Malaysia: Ringgit falls to lowest level in over a decade
November 14, 2016
On 11 November, the ringgit traded in offshore markets dropped to its lowest level in in over a decade, following Donald Trump’s victory in the U.S. presidential elections. According to Thomson Reuters data, the ringgit’s one-month non-deliverable forwards lost 3.7% from the previous close to 4.54 MYR per USD, which was the weakest since September 2004. The sudden plunge was triggered by a large sell-off of emerging market government debt, as investors expect higher interest rates and reduced imports from Asia under Trump’s presidency.

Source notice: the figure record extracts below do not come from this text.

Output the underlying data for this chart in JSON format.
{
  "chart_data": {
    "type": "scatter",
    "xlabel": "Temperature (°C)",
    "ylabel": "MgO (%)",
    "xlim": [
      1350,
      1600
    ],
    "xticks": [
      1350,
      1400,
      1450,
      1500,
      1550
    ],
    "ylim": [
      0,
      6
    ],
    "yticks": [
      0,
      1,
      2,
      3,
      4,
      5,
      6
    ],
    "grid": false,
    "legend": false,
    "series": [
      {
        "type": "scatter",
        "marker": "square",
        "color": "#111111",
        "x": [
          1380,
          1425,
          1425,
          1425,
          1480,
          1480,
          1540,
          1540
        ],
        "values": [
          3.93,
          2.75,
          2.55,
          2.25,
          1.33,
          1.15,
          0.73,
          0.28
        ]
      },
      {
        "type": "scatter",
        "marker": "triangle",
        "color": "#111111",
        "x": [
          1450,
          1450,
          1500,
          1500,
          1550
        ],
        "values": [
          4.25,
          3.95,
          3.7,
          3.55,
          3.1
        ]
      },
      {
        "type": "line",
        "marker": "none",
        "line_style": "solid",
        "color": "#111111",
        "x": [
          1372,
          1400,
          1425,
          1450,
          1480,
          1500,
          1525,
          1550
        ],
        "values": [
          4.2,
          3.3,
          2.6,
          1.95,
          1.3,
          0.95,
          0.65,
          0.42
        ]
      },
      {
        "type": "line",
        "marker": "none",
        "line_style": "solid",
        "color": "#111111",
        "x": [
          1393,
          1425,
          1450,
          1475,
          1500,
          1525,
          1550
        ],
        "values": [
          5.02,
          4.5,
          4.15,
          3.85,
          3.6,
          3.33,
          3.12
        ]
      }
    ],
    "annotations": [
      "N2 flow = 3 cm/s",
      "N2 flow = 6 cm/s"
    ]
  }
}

While Malaysia’s economic fundamentals remain solid—GDP accelerated to 4.3% in Q3—Trump’s proposed protectionist policies would affect investor sentiment in Asia’s export-led economies. Meanwhile, on the same day, the ringgit’s spot price settled at 4.29 MYR per USD, which weakened to a level last seen at the beginning of this year.
With the ringgit weakening, Malaysia’s Central Bank quickly intervened in the onshore market, making sure that the spot rate vis-à-vis the U.S. dollar remains stable. The Central Bank acknowledged the intervention and stated, on 11 November, that it will ensure that the markets do not price the ringgit out of sync with the economy’s underlying fundamentals, while also providing the necessary liquidity in the forex market.